In the Lohengrin prelude we hear a perfect little tone-poem depicting the descent of grace in the vessel of the grail, coming down gradually from above. It’s first in the highest octaves, then restated lower, and finally given a big climactic statement by the full orchestra. Then we hear the theme associated with the tragic knowledge of Lohengrin’s identity: which is why he must leave.
Neptune is a different kind of tone-poem. Where Lohengrin tells a tale of certainty, Neptune is the mystic, the one asking questions. We begin both pieces with soft woodwinds. But where the angelic host in Lohengrin comes down softly but with no ambiguities, Neptune seems to be questioning, the harmony wandering as though unable to decide between adjacent tonalities, and in an irregular time-signature as well. The phrase is soft and delicate but harmonically ambiguous. As with Lohengrin’s main theme, Holst gives it to us three times, each time a bit bigger in volume and orchestration.
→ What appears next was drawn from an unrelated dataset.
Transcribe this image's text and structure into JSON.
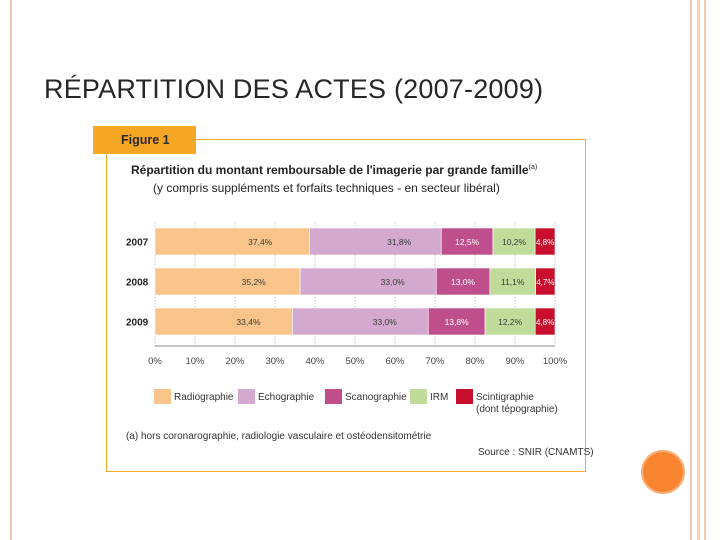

Instead of the doubting theme in Lohengrin, Neptune includes a transition introducing a wordless chorus sung by high voices. And now, in this movement featuring a tone of questioning, I think it’s appropriate to wonder, to question who or what the voices signify. Where Lohengrin is a closed tale with a precise ending of punishments and rewards, Neptune is the questioning mystic, presented to us in an atmosphere of wonderment.
I associate those voices with spirit itself, with life. We may be coming to the end of our lives with Saturn the Bringer of Old Age, terrified by Uranus, the Magician, but the gentle questioning of Neptune brings us into the presence of life itself. While the piece fades away, the voices go on. Is that bad? I don’t think so. I believe the voices going on and on are like spirit, a suggestion of eternal life. There is no closure as we get in Lohengrin, but it’s wonderfully ambiguous.
I’m looking forward to hearing it again at the TSO, who will play it November 9, 10 and 12.